On October 21, crews at the Sanford Underground Research Facility (SURF) in South Dakota strapped the cryostat containing the central component of LUX-ZEPLIN (LZ), the largest direct-detection dark matter experiment in the US, below an elevator and slowly lowered it 4,850 feet down a shaft formerly used in gold-mining operations. This final journey of LZ’s central detector to its resting place in a custom-built research cavern required extensive planning and involved two test moves of a “dummy” detector to ensure its safe delivery.
The cryostat is a large tank, assembled from ultrapure titanium, about 5 1/2 feet in diameter. It contains systems with a total of 625 photomultiplier tubes that are positioned at its top and bottom. These tubes are designed to capture flashes of light produced in particle interactions.
“This was the most challenging move of a detector system that I have ever done in decades of working on experiments,” said Jeff Cherwinka, the LZ chief engineer from the University of Wisconsin, who led the planning effort for the move along with SURF engineers and other support.
Jake Davis, a SURF mechanical engineer who worked on the cryostat move, said, “Between the size of the device, the confines of the space and the multiple groups involved in the move, the entire process required rigorous attention to both the design and the scheduling. Prior to rigging the detector under the cage, we did testing with other cranes to see how it would react when suspended. We also completed analysis and testing to ensure it would remain nice and straight in the shaft.”
He added, “The ride was slow, right around 100 feet per minute. The ride to the 4,850-foot level typically takes 13-15 minutes. Today, it took close to 45 minutes.

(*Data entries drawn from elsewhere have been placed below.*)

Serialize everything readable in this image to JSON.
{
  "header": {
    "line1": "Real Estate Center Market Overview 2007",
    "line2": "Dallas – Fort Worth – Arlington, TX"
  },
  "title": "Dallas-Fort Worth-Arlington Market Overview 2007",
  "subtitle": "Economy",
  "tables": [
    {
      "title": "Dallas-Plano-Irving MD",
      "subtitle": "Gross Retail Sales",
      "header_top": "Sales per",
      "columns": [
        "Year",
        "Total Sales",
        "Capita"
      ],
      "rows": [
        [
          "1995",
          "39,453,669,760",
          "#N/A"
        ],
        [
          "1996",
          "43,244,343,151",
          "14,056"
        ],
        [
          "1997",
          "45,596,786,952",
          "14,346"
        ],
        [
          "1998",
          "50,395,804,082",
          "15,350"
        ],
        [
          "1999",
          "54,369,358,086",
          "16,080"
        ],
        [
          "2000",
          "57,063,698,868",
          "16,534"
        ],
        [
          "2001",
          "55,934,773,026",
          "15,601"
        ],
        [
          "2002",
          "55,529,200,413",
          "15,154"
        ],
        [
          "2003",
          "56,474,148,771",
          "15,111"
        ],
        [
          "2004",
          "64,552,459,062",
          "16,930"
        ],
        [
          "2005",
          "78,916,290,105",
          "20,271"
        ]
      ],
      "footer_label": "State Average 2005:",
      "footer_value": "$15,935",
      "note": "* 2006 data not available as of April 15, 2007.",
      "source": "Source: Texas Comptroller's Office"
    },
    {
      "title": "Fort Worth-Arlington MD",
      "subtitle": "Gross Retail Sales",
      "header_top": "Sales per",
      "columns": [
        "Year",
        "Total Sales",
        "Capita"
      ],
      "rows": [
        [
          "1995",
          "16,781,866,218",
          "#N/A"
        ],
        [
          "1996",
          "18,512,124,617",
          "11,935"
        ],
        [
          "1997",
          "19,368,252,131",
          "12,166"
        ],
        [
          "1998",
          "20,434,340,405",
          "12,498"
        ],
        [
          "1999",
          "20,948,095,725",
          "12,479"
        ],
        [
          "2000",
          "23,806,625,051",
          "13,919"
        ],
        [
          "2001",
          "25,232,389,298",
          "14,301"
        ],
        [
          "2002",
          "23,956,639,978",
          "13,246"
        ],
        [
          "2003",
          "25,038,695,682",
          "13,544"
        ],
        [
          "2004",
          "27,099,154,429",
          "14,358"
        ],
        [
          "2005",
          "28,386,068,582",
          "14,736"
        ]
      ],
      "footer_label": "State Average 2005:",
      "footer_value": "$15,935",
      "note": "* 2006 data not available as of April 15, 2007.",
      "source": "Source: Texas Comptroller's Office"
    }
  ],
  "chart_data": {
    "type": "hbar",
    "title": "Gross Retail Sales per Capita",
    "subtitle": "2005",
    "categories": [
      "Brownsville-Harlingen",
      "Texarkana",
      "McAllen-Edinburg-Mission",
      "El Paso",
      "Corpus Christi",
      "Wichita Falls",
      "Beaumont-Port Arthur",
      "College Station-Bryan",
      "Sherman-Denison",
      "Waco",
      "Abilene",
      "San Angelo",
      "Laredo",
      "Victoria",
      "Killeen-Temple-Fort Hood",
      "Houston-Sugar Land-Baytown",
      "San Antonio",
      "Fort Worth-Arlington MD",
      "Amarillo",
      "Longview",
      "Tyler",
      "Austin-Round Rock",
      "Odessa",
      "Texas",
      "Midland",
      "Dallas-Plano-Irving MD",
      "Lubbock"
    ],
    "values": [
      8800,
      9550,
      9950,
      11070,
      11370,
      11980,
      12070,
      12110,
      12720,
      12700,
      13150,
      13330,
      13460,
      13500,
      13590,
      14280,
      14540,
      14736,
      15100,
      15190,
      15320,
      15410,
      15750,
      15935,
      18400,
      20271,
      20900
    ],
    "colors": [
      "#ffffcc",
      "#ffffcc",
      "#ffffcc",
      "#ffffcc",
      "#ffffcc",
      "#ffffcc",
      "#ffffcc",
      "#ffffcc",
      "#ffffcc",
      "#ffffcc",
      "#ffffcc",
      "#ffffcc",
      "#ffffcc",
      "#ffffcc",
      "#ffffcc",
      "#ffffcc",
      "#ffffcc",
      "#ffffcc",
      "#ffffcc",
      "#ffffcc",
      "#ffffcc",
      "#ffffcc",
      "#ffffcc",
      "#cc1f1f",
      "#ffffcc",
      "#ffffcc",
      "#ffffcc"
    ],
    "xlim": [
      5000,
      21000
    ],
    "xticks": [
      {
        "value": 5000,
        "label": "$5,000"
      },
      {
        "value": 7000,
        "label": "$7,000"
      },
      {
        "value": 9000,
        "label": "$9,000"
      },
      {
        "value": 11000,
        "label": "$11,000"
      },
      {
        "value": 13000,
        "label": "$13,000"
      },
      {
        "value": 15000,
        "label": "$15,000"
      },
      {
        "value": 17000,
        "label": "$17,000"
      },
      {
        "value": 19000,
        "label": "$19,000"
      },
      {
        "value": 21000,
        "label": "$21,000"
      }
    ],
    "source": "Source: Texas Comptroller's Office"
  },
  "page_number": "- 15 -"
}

I rode in the cage, watching it through an inspection port in the floor. There was a huge sigh of relief after the move, but there’s still a lot of work ahead to finish LZ.”
Theresa Fruth, a postdoctoral research fellow at University College London who works on LZ’s central detector, said that keeping LZ well sealed from any contaminants during its journey was a high priority—even the slightest traces of dust and dirt could ultimately affect its measurements.
“From a science perspective, we wanted the detector to come down exactly as it was on the surface,” she said. “The structural integrity is incredibly important, but so is cleanliness; we’ve been building this detector for 10 months in a clean room. Before the move, the detector was bagged twice and inserted in the transporter structure. Then, the transporter was wrapped with another layer of strong plastic. We also need to move all our equipment underground so we can do the rest of the installation work.”
The central detector, known as the LZ cryostat and time projection chamber, will ultimately be filled with 10 tons of liquid xenon that will be chilled to -148 ˚F. Scientists hope to see telltale signals of dark matter particles that are produced as they interact with the heavy xenon atoms in this cryostat.
The liquid form of xenon, a very rare element, is so dense that a chunk of granite can float atop its surface. It is this density, owing to the heavy atomic weight of xenon, which makes it a good candidate for capturing particle interactions.
Pawel Majewski of the Rutherford Appleton Laboratory in the UK, who led the design, fabrication, cleaning and delivery of LZ’s inner cryostat vessel for the UK Science and Technology Facilities Council, said, “It is extremely gratifying to see it… holding the heart of the experiment and resting in its final place in the Davis campus, one mile underground.”
Dark matter makes up about 27% of the universe, though we don’t yet know what it’s made of and have only detected it through its gravitational effects on normal matter. LZ is designed to hunt for theorized dark space matter particles called WIMPs, or weakly interacting massive particles. It is 100 times more sensitive than its predecessor experiment, called LUX, which operated in the same underground space. Placing LZ deep underground serves to shield it from much of the steady bombardment of particles that are present at the Earth’s surface.